Daisy Gross was born April 20, 1939 in Nitra, Czechoslovakia.  She grew up there, and had a good life by all accounts; her father had a good job, and she and her parents were doing well, alongside their housekeeper Tonka.  But the tone changed with the war:  Daisy’s father ran a sugar beet refinery, and with the help of a lawyer he knew, he began to create false documents to protect people in the Jewish community.  He also purchased a property outside the town, and he and an engineer constructed a bunker to protect the family.  Daisy was given a new identity and had been placed in the care of Tonka by that time; she recalls begging her mother not to give her away.  Her parents and grandparents went into hiding, but they were discovered and they were all deported to Auschwitz (occupied Poland), where Daisy’s grandparents were gassed on arrival.
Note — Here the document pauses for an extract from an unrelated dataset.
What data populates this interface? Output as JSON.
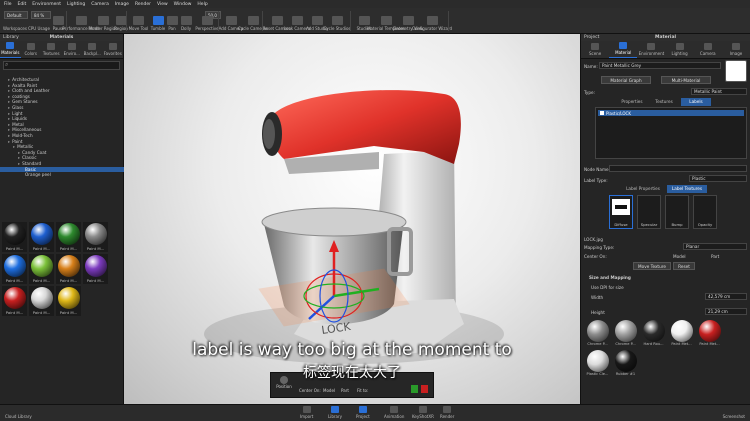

Her mother was murdered in the Flossenbürg concentration camp (Germany) and her father died of typhus in Auschwitz shortly after the liberation of the camp.  Daisy lived in Tonka’s native village under an assumed Christian identity with false papers as her relation. When a neighbour’s son almost discovered that Daisy was Jewish, Tonka fled with her to another village, where the family of Tonka’s fiancé lived. The pair remained there until liberation.  Daisy remained with Tonka’s family until 1946, when her aunts who had survived Auschwitz took her to live with them in Hungary.  In 1956, when the revolution broke out in Hungary, Daisy decided to leave. She came to Canada as a refugee and settled in Montreal. She trained as a nurse and worked at the Montreal General Hospital. Daisy married a fellow survivor from Slovakia. She has two children and several grandchildren.  Until today, Daisy has maintained contact with the family that hid her during the war. Daisy has been a volunteer Speaker at the Montreal Holocaust Museum for almost a decade; Crestwood students were able to zoom with her in April 2023.